If you go to Super Car Sunday this upcoming weekend, there will be plenty of cameras rolling to post your new notes. So, you coming?
 
I saw today that HKS built a 3-stage exhaust. They are using an electric valve.

If you're interested in this technology you can read more about it here. Unfortunately, they are selling this for $12,800USD

481127_10151074538128528_1180798292_n.jpg


I don't know what they were thinking about the tips but the concept and technology works.
 
Not sure where you are with the control method of this project but I have an idea that may work well for you.

You will need one of these:
http://www.oreillyauto.com/site/c/d...eyword=egr+vacuum+solenoid&pt=02144&ppt=C0018

a three possition switch and for the purpose of testing and easy programming a ZAVT-1 added to your ZT2 wideband.
http://www.zeitronix.com/Products/zavt/zavt.shtml

If you ever decide to sell this thing then the ZT2 and the ZAVT-1 would be replaced with a Zublin Engineering RPM window switch.
http://www.zublin.com/nosrpmswitch/model_ns-300.jpg

Here is how it would work, the three possition switch will allow for a valve open, closed, or auto setting from the dash.
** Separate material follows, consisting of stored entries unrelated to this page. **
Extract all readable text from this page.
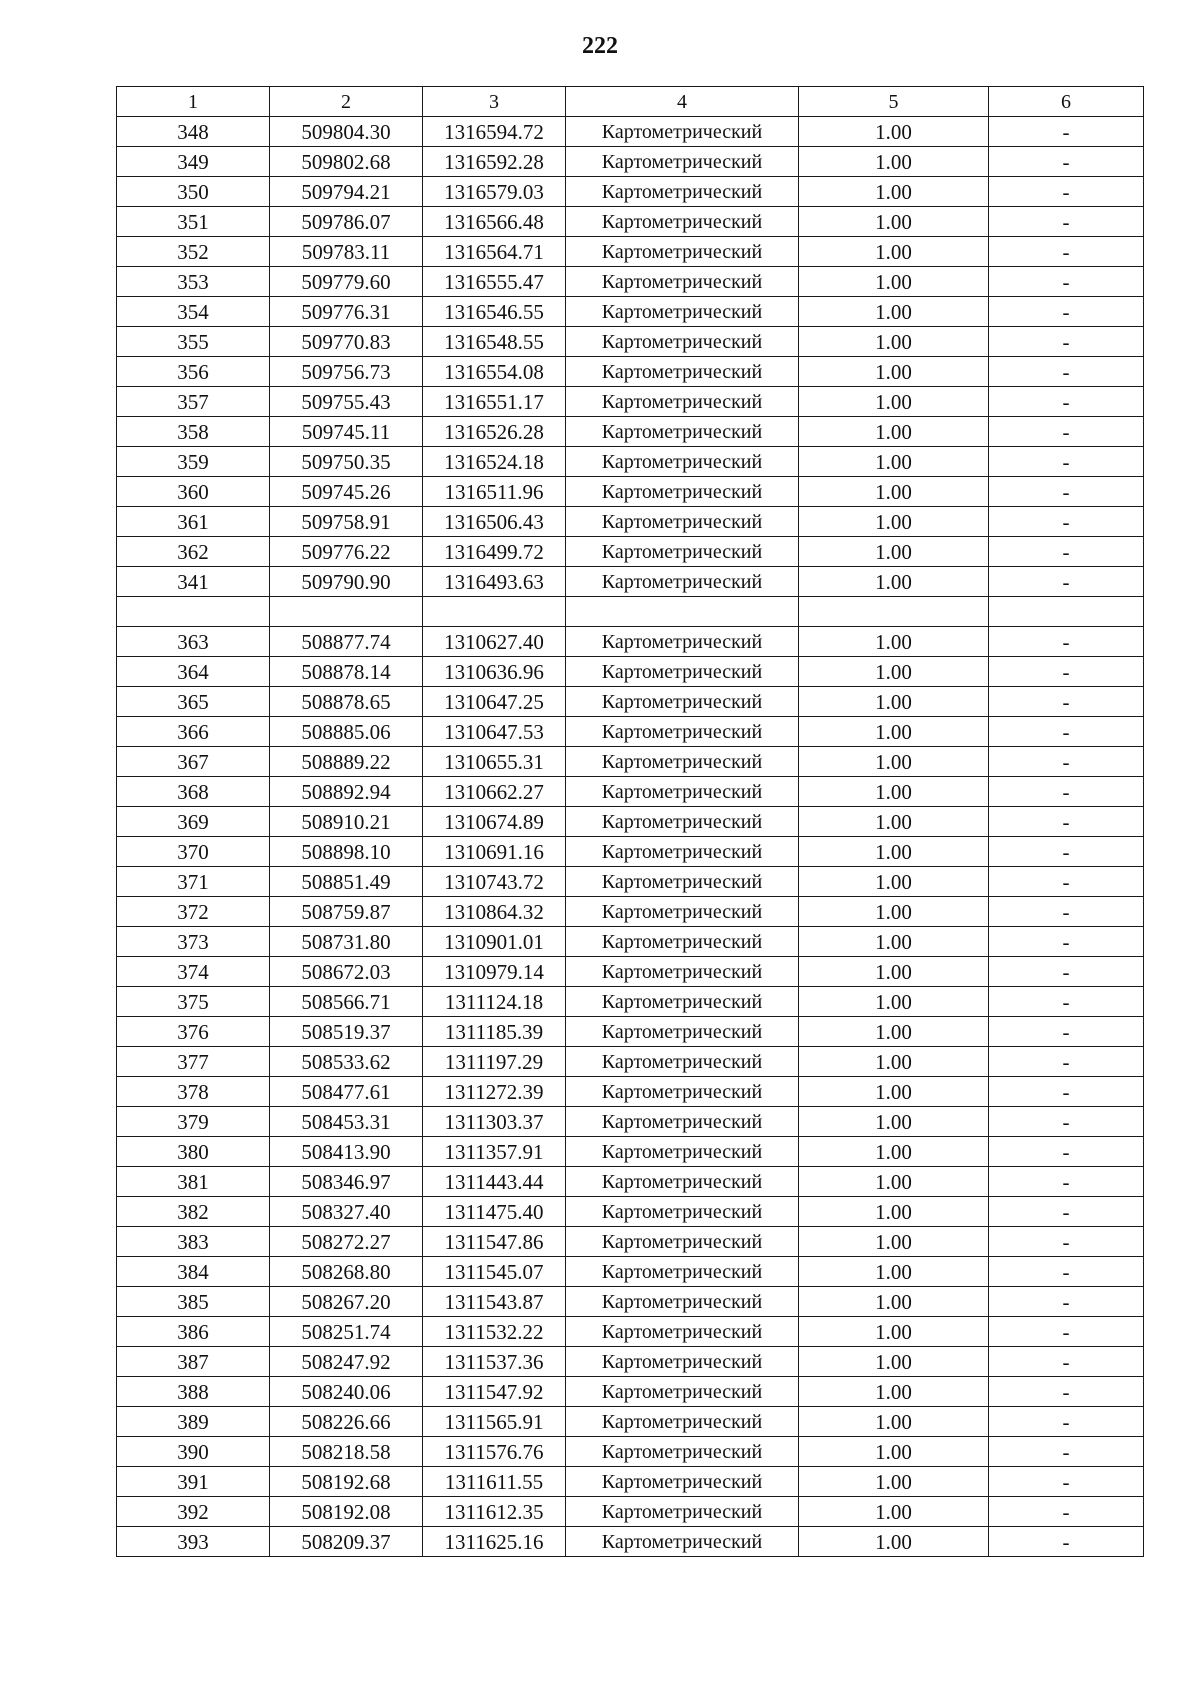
222
1	2	3	4	5	6
348	509804.30	1316594.72	Картометрический	1.00	-
349	509802.68	1316592.28	Картометрический	1.00	-
350	509794.21	1316579.03	Картометрический	1.00	-
351	509786.07	1316566.48	Картометрический	1.00	-
352	509783.11	1316564.71	Картометрический	1.00	-
353	509779.60	1316555.47	Картометрический	1.00	-
354	509776.31	1316546.55	Картометрический	1.00	-
355	509770.83	1316548.55	Картометрический	1.00	-
356	509756.73	1316554.08	Картометрический	1.00	-
357	509755.43	1316551.17	Картометрический	1.00	-
358	509745.11	1316526.28	Картометрический	1.00	-
359	509750.35	1316524.18	Картометрический	1.00	-
360	509745.26	1316511.96	Картометрический	1.00	-
361	509758.91	1316506.43	Картометрический	1.00	-
362	509776.22	1316499.72	Картометрический	1.00	-
341	509790.90	1316493.63	Картометрический	1.00	-

363	508877.74	1310627.40	Картометрический	1.00	-
364	508878.14	1310636.96	Картометрический	1.00	-
365	508878.65	1310647.25	Картометрический	1.00	-
366	508885.06	1310647.53	Картометрический	1.00	-
367	508889.22	1310655.31	Картометрический	1.00	-
368	508892.94	1310662.27	Картометрический	1.00	-
369	508910.21	1310674.89	Картометрический	1.00	-
370	508898.10	1310691.16	Картометрический	1.00	-
371	508851.49	1310743.72	Картометрический	1.00	-
372	508759.87	1310864.32	Картометрический	1.00	-
373	508731.80	1310901.01	Картометрический	1.00	-
374	508672.03	1310979.14	Картометрический	1.00	-
375	508566.71	1311124.18	Картометрический	1.00	-
376	508519.37	1311185.39	Картометрический	1.00	-
377	508533.62	1311197.29	Картометрический	1.00	-
378	508477.61	1311272.39	Картометрический	1.00	-
379	508453.31	1311303.37	Картометрический	1.00	-
380	508413.90	1311357.91	Картометрический	1.00	-
381	508346.97	1311443.44	Картометрический	1.00	-
382	508327.40	1311475.40	Картометрический	1.00	-
383	508272.27	1311547.86	Картометрический	1.00	-
384	508268.80	1311545.07	Картометрический	1.00	-
385	508267.20	1311543.87	Картометрический	1.00	-
386	508251.74	1311532.22	Картометрический	1.00	-
387	508247.92	1311537.36	Картометрический	1.00	-
388	508240.06	1311547.92	Картометрический	1.00	-
389	508226.66	1311565.91	Картометрический	1.00	-
390	508218.58	1311576.76	Картометрический	1.00	-
391	508192.68	1311611.55	Картометрический	1.00	-
392	508192.08	1311612.35	Картометрический	1.00	-
393	508209.37	1311625.16	Картометрический	1.00	-
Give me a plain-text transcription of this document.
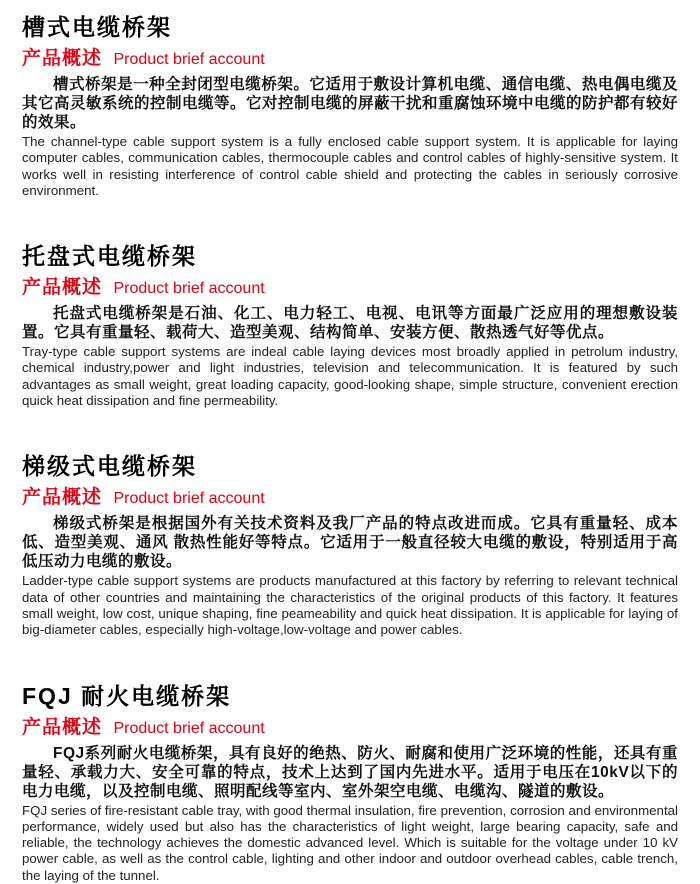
槽式电缆桥架
产品概述 Product brief account

槽式桥架是一种全封闭型电缆桥架。它适用于敷设计算机电缆、通信电缆、热电偶电缆及其它高灵敏系统的控制电缆等。它对控制电缆的屏蔽干扰和重腐蚀环境中电缆的防护都有较好的效果。

The channel-type cable support system is a fully enclosed cable support system. It is applicable for laying computer cables, communication cables, thermocouple cables and control cables of highly-sensitive system. It works well in resisting interference of control cable shield and protecting the cables in seriously corrosive environment.

托盘式电缆桥架
产品概述 Product brief account

托盘式电缆桥架是石油、化工、电力轻工、电视、电讯等方面最广泛应用的理想敷设装置。它具有重量轻、载荷大、造型美观、结构简单、安装方便、散热透气好等优点。

Tray-type cable support systems are indeal cable laying devices most broadly applied in petrolum industry, chemical industry,power and light industries, television and telecommunication. It is featured by such advantages as small weight, great loading capacity, good-looking shape, simple structure, convenient erection quick heat dissipation and fine permeability.

梯级式电缆桥架
产品概述 Product brief account

梯级式桥架是根据国外有关技术资料及我厂产品的特点改进而成。它具有重量轻、成本低、造型美观、通风 散热性能好等特点。它适用于一般直径较大电缆的敷设，特别适用于高低压动力电缆的敷设。

Ladder-type cable support systems are products manufactured at this factory by referring to relevant technical data of other countries and maintaining the characteristics of the original products of this factory. It features small weight, low cost, unique shaping, fine peameability and quick heat dissipation. It is applicable for laying of big-diameter cables, especially high-voltage,low-voltage and power cables.

FQJ 耐火电缆桥架
产品概述 Product brief account

FQJ系列耐火电缆桥架，具有良好的绝热、防火、耐腐和使用广泛环境的性能，还具有重量轻、承载力大、安全可靠的特点，技术上达到了国内先进水平。适用于电压在10kV以下的电力电缆，以及控制电缆、照明配线等室内、室外架空电缆、电缆沟、隧道的敷设。

FQJ series of fire-resistant cable tray, with good thermal insulation, fire prevention, corrosion and environmental performance, widely used but also has the characteristics of light weight, large bearing capacity, safe and reliable, the technology achieves the domestic advanced level. Which is suitable for the voltage under 10 kV power cable, as well as the control cable, lighting and other indoor and outdoor overhead cables, cable trench, the laying of the tunnel.
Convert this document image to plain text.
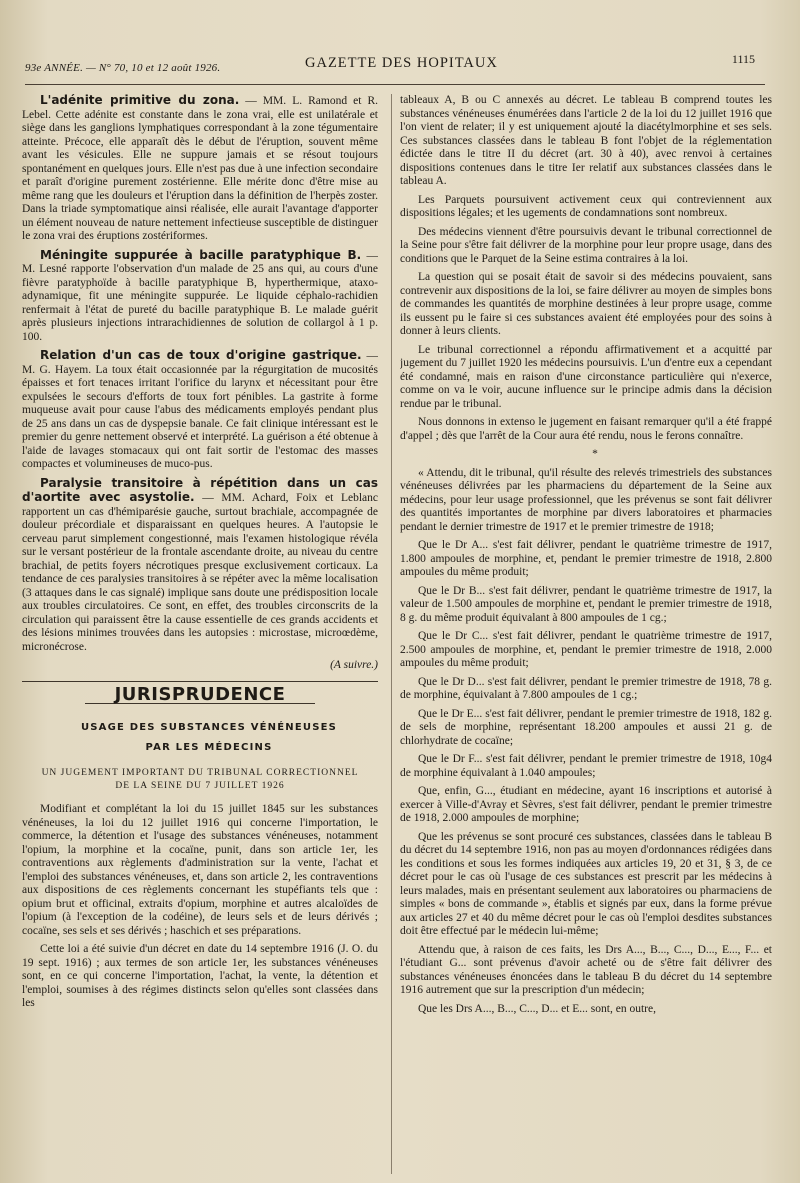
93e ANNÉE. — N° 70, 10 et 12 août 1926.	GAZETTE DES HOPITAUX	1115

L'adénite primitive du zona. — MM. L. Ramond et R. Lebel. Cette adénite est constante dans le zona vrai, elle est unilatérale et siège dans les ganglions lymphatiques correspondant à la zone tégumentaire atteinte. Précoce, elle apparaît dès le début de l'éruption, souvent même avant les vésicules. Elle ne suppure jamais et se résout toujours spontanément en quelques jours. Elle n'est pas due à une infection secondaire et paraît d'origine purement zostérienne. Elle mérite donc d'être mise au même rang que les douleurs et l'éruption dans la définition de l'herpès zoster. Dans la triade symptomatique ainsi réalisée, elle aurait l'avantage d'apporter un élément nouveau de nature nettement infectieuse susceptible de distinguer le zona vrai des éruptions zostériformes.

Méningite suppurée à bacille paratyphique B. — M. Lesné rapporte l'observation d'un malade de 25 ans qui, au cours d'une fièvre paratyphoïde à bacille paratyphique B, hyperthermique, ataxo-adynamique, fit une méningite suppurée. Le liquide céphalo-rachidien renfermait à l'état de pureté du bacille paratyphique B. Le malade guérit après plusieurs injections intrarachidiennes de solution de collargol à 1 p. 100.

Relation d'un cas de toux d'origine gastrique. — M. G. Hayem. La toux était occasionnée par la régurgitation de mucosités épaisses et fort tenaces irritant l'orifice du larynx et nécessitant pour être expulsées le secours d'efforts de toux fort pénibles. La gastrite à forme muqueuse avait pour cause l'abus des médicaments employés pendant plus de 25 ans dans un cas de dyspepsie banale. Ce fait clinique intéressant est le premier du genre nettement observé et interprété. La guérison a été obtenue à l'aide de lavages stomacaux qui ont fait sortir de l'estomac des masses compactes et volumineuses de muco-pus.

Paralysie transitoire à répétition dans un cas d'aortite avec asystolie. — MM. Achard, Foix et Leblanc rapportent un cas d'hémiparésie gauche, surtout brachiale, accompagnée de douleur précordiale et disparaissant en quelques heures. A l'autopsie le cerveau parut simplement congestionné, mais l'examen histologique révéla sur le versant postérieur de la frontale ascendante droite, au niveau du centre brachial, de petits foyers nécrotiques presque exclusivement corticaux. La tendance de ces paralysies transitoires à se répéter avec la même localisation (3 attaques dans le cas signalé) implique sans doute une prédisposition locale aux troubles circulatoires. Ce sont, en effet, des troubles circonscrits de la circulation qui paraissent être la cause essentielle de ces grands accidents et des lésions minimes trouvées dans les autopsies : microstase, microœdème, micronécrose.

(A suivre.)

JURISPRUDENCE

USAGE DES SUBSTANCES VÉNÉNEUSES

PAR LES MÉDECINS

UN JUGEMENT IMPORTANT DU TRIBUNAL CORRECTIONNEL
DE LA SEINE DU 7 JUILLET 1926

Modifiant et complétant la loi du 15 juillet 1845 sur les substances vénéneuses, la loi du 12 juillet 1916 qui concerne l'importation, le commerce, la détention et l'usage des substances vénéneuses, notamment l'opium, la morphine et la cocaïne, punit, dans son article 1er, les contraventions aux règlements d'administration sur la vente, l'achat et l'emploi des substances vénéneuses, et, dans son article 2, les contraventions aux dispositions de ces règlements concernant les stupéfiants tels que : opium brut et officinal, extraits d'opium, morphine et autres alcaloïdes de l'opium (à l'exception de la codéine), de leurs sels et de leurs dérivés ; cocaïne, ses sels et ses dérivés ; haschich et ses préparations.

Cette loi a été suivie d'un décret en date du 14 septembre 1916 (J. O. du 19 sept. 1916) ; aux termes de son article 1er, les substances vénéneuses sont, en ce qui concerne l'importation, l'achat, la vente, la détention et l'emploi, soumises à des régimes distincts selon qu'elles sont classées dans les

tableaux A, B ou C annexés au décret. Le tableau B comprend toutes les substances vénéneuses énumérées dans l'article 2 de la loi du 12 juillet 1916 que l'on vient de relater; il y est uniquement ajouté la diacétylmorphine et ses sels. Ces substances classées dans le tableau B font l'objet de la réglementation édictée dans le titre II du décret (art. 30 à 40), avec renvoi à certaines dispositions contenues dans le titre Ier relatif aux substances classées dans le tableau A.

Les Parquets poursuivent activement ceux qui contreviennent aux dispositions légales; et les ugements de condamnations sont nombreux.

Des médecins viennent d'être poursuivis devant le tribunal correctionnel de la Seine pour s'être fait délivrer de la morphine pour leur propre usage, dans des conditions que le Parquet de la Seine estima contraires à la loi.

La question qui se posait était de savoir si des médecins pouvaient, sans contrevenir aux dispositions de la loi, se faire délivrer au moyen de simples bons de commandes les quantités de morphine destinées à leur propre usage, comme ils eussent pu le faire si ces substances avaient été employées pour des soins à donner à leurs clients.

Le tribunal correctionnel a répondu affirmativement et a acquitté par jugement du 7 juillet 1920 les médecins poursuivis. L'un d'entre eux a cependant été condamné, mais en raison d'une circonstance particulière qui n'exerce, comme on va le voir, aucune influence sur le principe admis dans la décision rendue par le tribunal.

Nous donnons in extenso le jugement en faisant remarquer qu'il a été frappé d'appel ; dès que l'arrêt de la Cour aura été rendu, nous le ferons connaître.

*

« Attendu, dit le tribunal, qu'il résulte des relevés trimestriels des substances vénéneuses délivrées par les pharmaciens du département de la Seine aux médecins, pour leur usage professionnel, que les prévenus se sont fait délivrer des quantités importantes de morphine par divers laboratoires et pharmacies pendant le dernier trimestre de 1917 et le premier trimestre de 1918;

Que le Dr A... s'est fait délivrer, pendant le quatrième trimestre de 1917, 1.800 ampoules de morphine, et, pendant le premier trimestre de 1918, 2.800 ampoules du même produit;

Que le Dr B... s'est fait délivrer, pendant le quatrième trimestre de 1917, la valeur de 1.500 ampoules de morphine et, pendant le premier trimestre de 1918, 8 g. du même produit équivalant à 800 ampoules de 1 cg.;

Que le Dr C... s'est fait délivrer, pendant le quatrième trimestre de 1917, 2.500 ampoules de morphine, et, pendant le premier trimestre de 1918, 2.000 ampoules du même produit;

Que le Dr D... s'est fait délivrer, pendant le premier trimestre de 1918, 78 g. de morphine, équivalant à 7.800 ampoules de 1 cg.;

Que le Dr E... s'est fait délivrer, pendant le premier trimestre de 1918, 182 g. de sels de morphine, représentant 18.200 ampoules et aussi 21 g. de chlorhydrate de cocaïne;

Que le Dr F... s'est fait délivrer, pendant le premier trimestre de 1918, 10g4 de morphine équivalant à 1.040 ampoules;

Que, enfin, G..., étudiant en médecine, ayant 16 inscriptions et autorisé à exercer à Ville-d'Avray et Sèvres, s'est fait délivrer, pendant le premier trimestre de 1918, 2.000 ampoules de morphine;

Que les prévenus se sont procuré ces substances, classées dans le tableau B du décret du 14 septembre 1916, non pas au moyen d'ordonnances rédigées dans les conditions et sous les formes indiquées aux articles 19, 20 et 31, § 3, de ce décret pour le cas où l'usage de ces substances est prescrit par les médecins à leurs malades, mais en présentant seulement aux laboratoires ou pharmaciens de simples « bons de commande », établis et signés par eux, dans la forme prévue aux articles 27 et 40 du même décret pour le cas où l'emploi desdites substances doit être effectué par le médecin lui-même;

Attendu que, à raison de ces faits, les Drs A..., B..., C..., D..., E..., F... et l'étudiant G... sont prévenus d'avoir acheté ou de s'être fait délivrer des substances vénéneuses énoncées dans le tableau B du décret du 14 septembre 1916 autrement que sur la prescription d'un médecin;

Que les Drs A..., B..., C..., D... et E... sont, en outre,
The switch in open mode would activate the solonoid and the vacuum would open the valve. the switch in the closed possition would disable the solonoid and prevent the valve from opening, the auto mode would allow the programmable RPM switch to open and close the valve at any RPM setting on the controller.

For the purpose of testing and easy programming your ZT2 can be used to trigger the solinoid at any RPM you choose and can be changed easily from a laptop connected to the ZT2 using the alarm trigger feature in the software.

I can draw up a system design and generate a parts list if you want but this will give you a good control option to run with that we can refine more with testing.